Synopsis
The time is near present; the locale an isolated military community in the Nevada desert. Jon Chase, idealistic arts commissioner, has just been hired to bring culture to the town of Tilton. But Tilton is not your average little community. Though the Cold War is over, the Atomic Diner still features Fallout Burgers. Underground explosions still shatter the night. Years of testing have poisoned the ground - and some of Jon's neighbors. As he and his wife, Peg, try to protect their young children, Jon faces his own struggles in bringing art to the conservative-minded denizens of an army base. The military leaders, especially the super-patriotic Major Donaldson, are resistant to Jon's plans. The townspeople, about to lose their economic base, have settled into anxiety and inertia. When Peg Chase initiates a women's group to protest the testing, the community is finally energized. But Pegs's growing political activism threatens to touch off its own explosions, both public and private.
Publishers Weekly
In the remote military town of Tilton, Nev., members of a civilian family rediscover their mutual bonds even as political conflict and nuclear hazards rend the community around them. Jon Chase, 44, doesn't know what he's getting himself and his family into when he takes a job as arts commissioner of Tilton. He soon realizes not only that it's foolish to produce Beckett's plays and to display abstract art in this hotbed of patriotic zealotry, but also that his family-which includes wife Peg, daughter Dana and son Scott, who suffers from Tourette's syndrome-are wildly out of place in the jingoistic town.
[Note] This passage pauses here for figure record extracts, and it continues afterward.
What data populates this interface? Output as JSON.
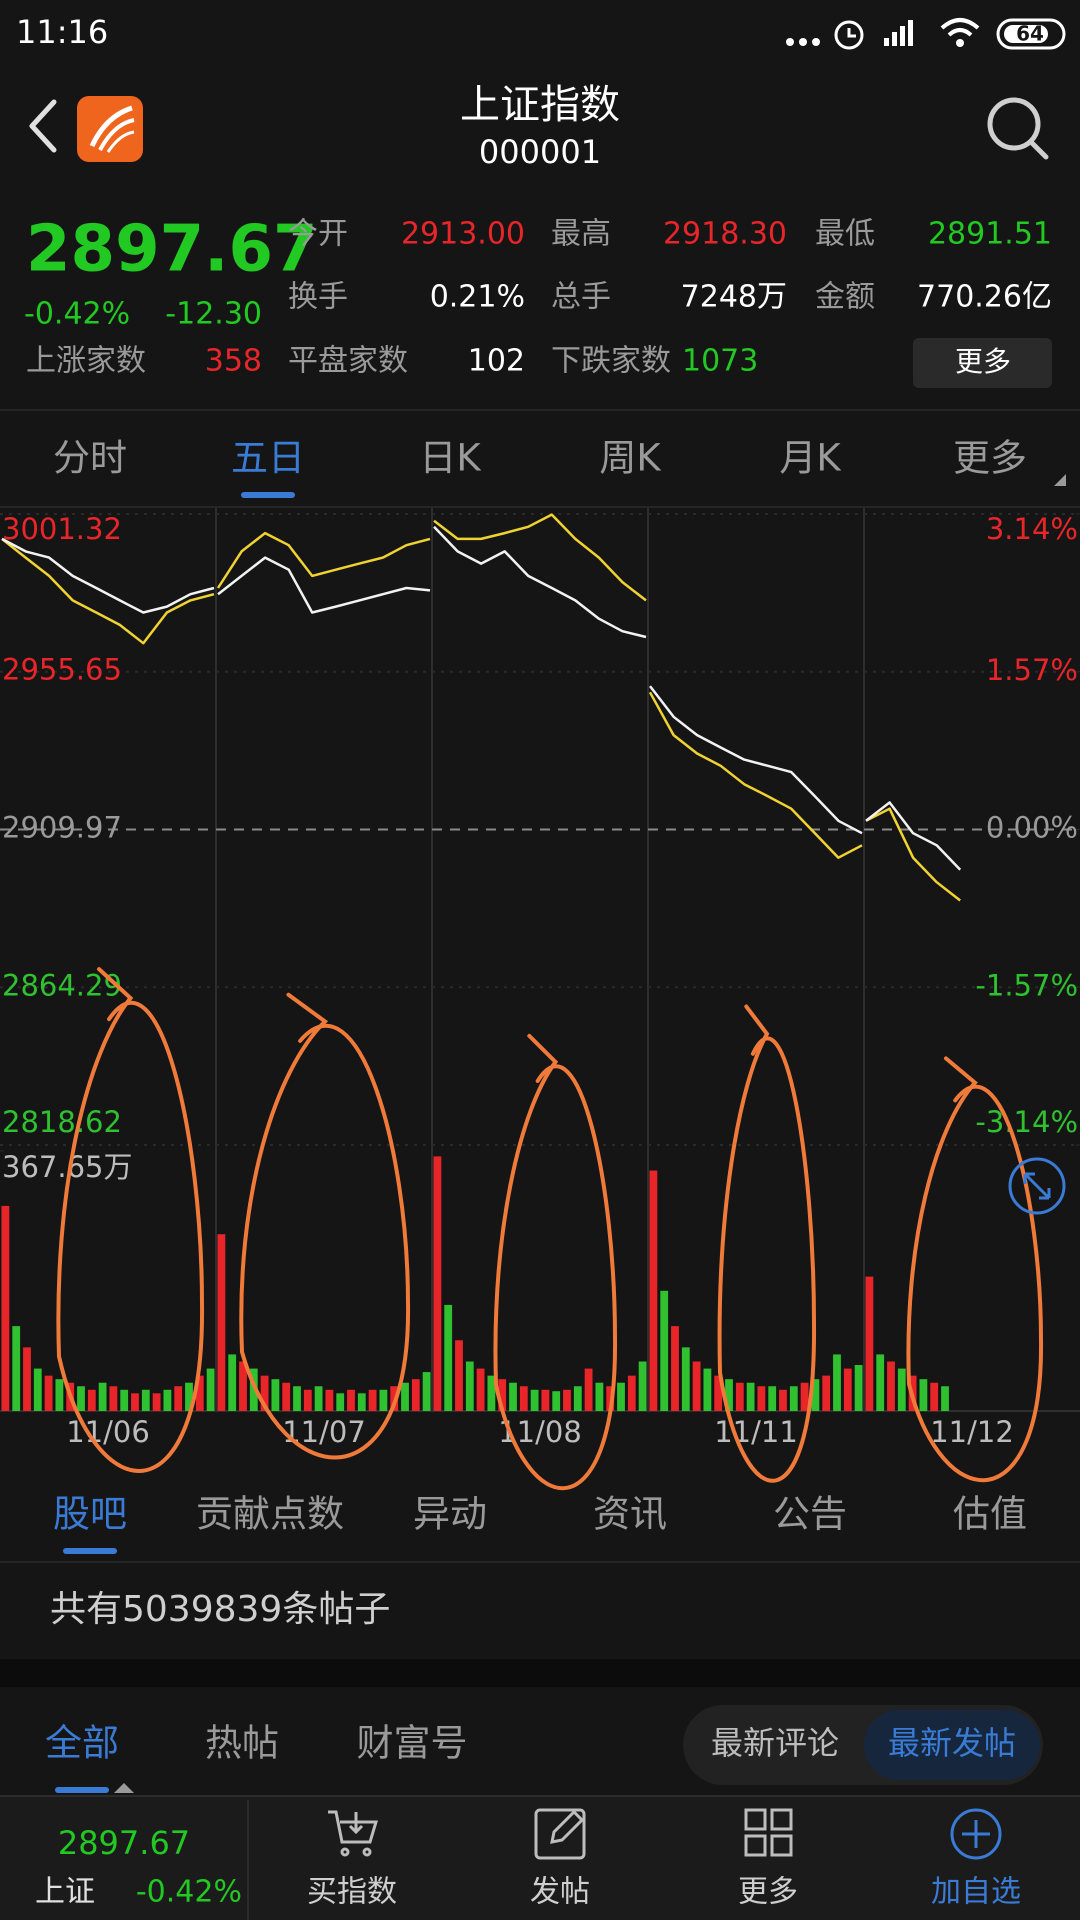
{
  "status_bar": {
    "time": "11:16",
    "battery": "64"
  },
  "header": {
    "title": "上证指数",
    "code": "000001"
  },
  "quote": {
    "price": "2897.67",
    "change_pct": "-0.42%",
    "change": "-12.30",
    "rise_label": "上涨家数",
    "rise_count": "358",
    "color": "#22c922",
    "rise_color": "#e8262a"
  },
  "stats": [
    {
      "label": "今开",
      "value": "2913.00",
      "color": "#e8262a"
    },
    {
      "label": "最高",
      "value": "2918.30",
      "color": "#e8262a"
    },
    {
      "label": "最低",
      "value": "2891.51",
      "color": "#22c922"
    },
    {
      "label": "换手",
      "value": "0.21%",
      "color": "#ffffff"
    },
    {
      "label": "总手",
      "value": "7248万",
      "color": "#ffffff"
    },
    {
      "label": "金额",
      "value": "770.26亿",
      "color": "#ffffff"
    },
    {
      "label": "平盘家数",
      "value": "102",
      "color": "#ffffff"
    },
    {
      "label": "下跌家数",
      "value": "1073",
      "color": "#22c922"
    }
  ],
  "more_button": "更多",
  "chart_tabs": {
    "items": [
      "分时",
      "五日",
      "日K",
      "周K",
      "月K",
      "更多"
    ],
    "selected": 1
  },
  "chart_data": {
    "type": "line",
    "ylim": [
      2818.62,
      3001.32
    ],
    "yticks": [
      3001.32,
      2955.65,
      2909.97,
      2864.29,
      2818.62
    ],
    "y2lim": [
      -3.14,
      3.14
    ],
    "y2ticks": [
      {
        "value": 3.14,
        "label": "3.14%"
      },
      {
        "value": 1.57,
        "label": "1.57%"
      },
      {
        "value": 0,
        "label": "0.00%"
      },
      {
        "value": -1.57,
        "label": "-1.57%"
      },
      {
        "value": -3.14,
        "label": "-3.14%"
      }
    ],
    "volume_max": {
      "value": 367.65,
      "label": "367.65万"
    },
    "colors": {
      "price": "#f2f2f2",
      "average": "#f0d230",
      "up": "#e8262a",
      "down": "#2fc12f",
      "flat": "#9a9a9a"
    },
    "days": [
      {
        "date": "11/06",
        "price": [
          2994.1,
          2990.5,
          2988.7,
          2983.4,
          2979.9,
          2976.3,
          2972.8,
          2974.5,
          2978.1,
          2979.9
        ],
        "average": [
          2994.1,
          2988.7,
          2983.4,
          2976.3,
          2972.8,
          2969.2,
          2963.9,
          2972.8,
          2976.3,
          2978.1
        ],
        "volume": [
          290,
          120,
          90,
          60,
          50,
          45,
          40,
          35,
          30,
          40,
          35,
          30,
          25,
          30,
          25,
          30,
          35,
          40,
          50,
          60
        ]
      },
      {
        "date": "11/07",
        "price": [
          2978.1,
          2983.4,
          2988.7,
          2985.2,
          2972.8,
          2974.5,
          2976.3,
          2978.1,
          2979.9,
          2979.2
        ],
        "average": [
          2979.9,
          2990.5,
          2995.8,
          2992.3,
          2983.4,
          2985.2,
          2986.96,
          2988.7,
          2992.3,
          2994.1
        ],
        "volume": [
          250,
          80,
          70,
          60,
          50,
          45,
          40,
          35,
          30,
          35,
          30,
          25,
          30,
          25,
          30,
          30,
          35,
          40,
          45,
          55
        ]
      },
      {
        "date": "11/08",
        "price": [
          2997.6,
          2990.5,
          2986.96,
          2990.5,
          2983.4,
          2979.9,
          2976.3,
          2971.0,
          2967.4,
          2965.7
        ],
        "average": [
          2999.38,
          2994.1,
          2994.1,
          2995.8,
          2997.6,
          3001.15,
          2994.1,
          2988.7,
          2981.6,
          2976.3
        ],
        "volume": [
          360,
          150,
          100,
          70,
          60,
          50,
          45,
          40,
          35,
          30,
          30,
          28,
          30,
          35,
          60,
          40,
          35,
          40,
          50,
          70
        ]
      },
      {
        "date": "11/11",
        "price": [
          2951.5,
          2942.6,
          2937.3,
          2933.7,
          2930.2,
          2928.4,
          2926.6,
          2919.6,
          2912.5,
          2908.9
        ],
        "average": [
          2949.7,
          2937.3,
          2931.97,
          2928.4,
          2923.1,
          2919.6,
          2916.0,
          2908.9,
          2901.8,
          2905.4
        ],
        "volume": [
          340,
          170,
          120,
          90,
          70,
          60,
          50,
          45,
          40,
          40,
          35,
          35,
          30,
          35,
          40,
          45,
          50,
          80,
          60,
          65
        ]
      },
      {
        "date": "11/12",
        "price": [
          2912.5,
          2917.8,
          2908.9,
          2905.4,
          2898.3
        ],
        "average": [
          2912.5,
          2916.0,
          2901.8,
          2894.7,
          2889.4
        ],
        "volume": [
          190,
          80,
          70,
          60,
          50,
          45,
          40,
          35
        ]
      }
    ]
  },
  "info_tabs": {
    "items": [
      "股吧",
      "贡献点数",
      "异动",
      "资讯",
      "公告",
      "估值"
    ],
    "selected": 0
  },
  "post_count": "共有5039839条帖子",
  "post_tabs": {
    "items": [
      "全部",
      "热帖",
      "财富号"
    ],
    "selected": 0
  },
  "sort_toggle": {
    "items": [
      "最新评论",
      "最新发帖"
    ],
    "selected": 1
  },
  "bottom_bar": {
    "price": "2897.67",
    "name": "上证",
    "change_pct": "-0.42%",
    "actions": [
      "买指数",
      "发帖",
      "更多",
      "加自选"
    ]
  }
}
In time, the frequent underground explosions that shake the family's temporary home frighten the children and prompt Peg to join the Navajo women who protest daily at the test site. Daugherty's (Desire Provoked) plotting strains credulity, especially as Jon continues to refuse to give up his frustrating job despite ever-more dire warnings: his first house is quarantined because of toxic seepage; he stumbles upon a secret weapons test; one of his friends disappears; another dies of radiation exposure. But the author writes good, solid prose and limns with sensitivity the emotional life of Jon's family, which is perhaps why this novel won the 1994 Associated Writing Programs Award for the Novel. (Feb.)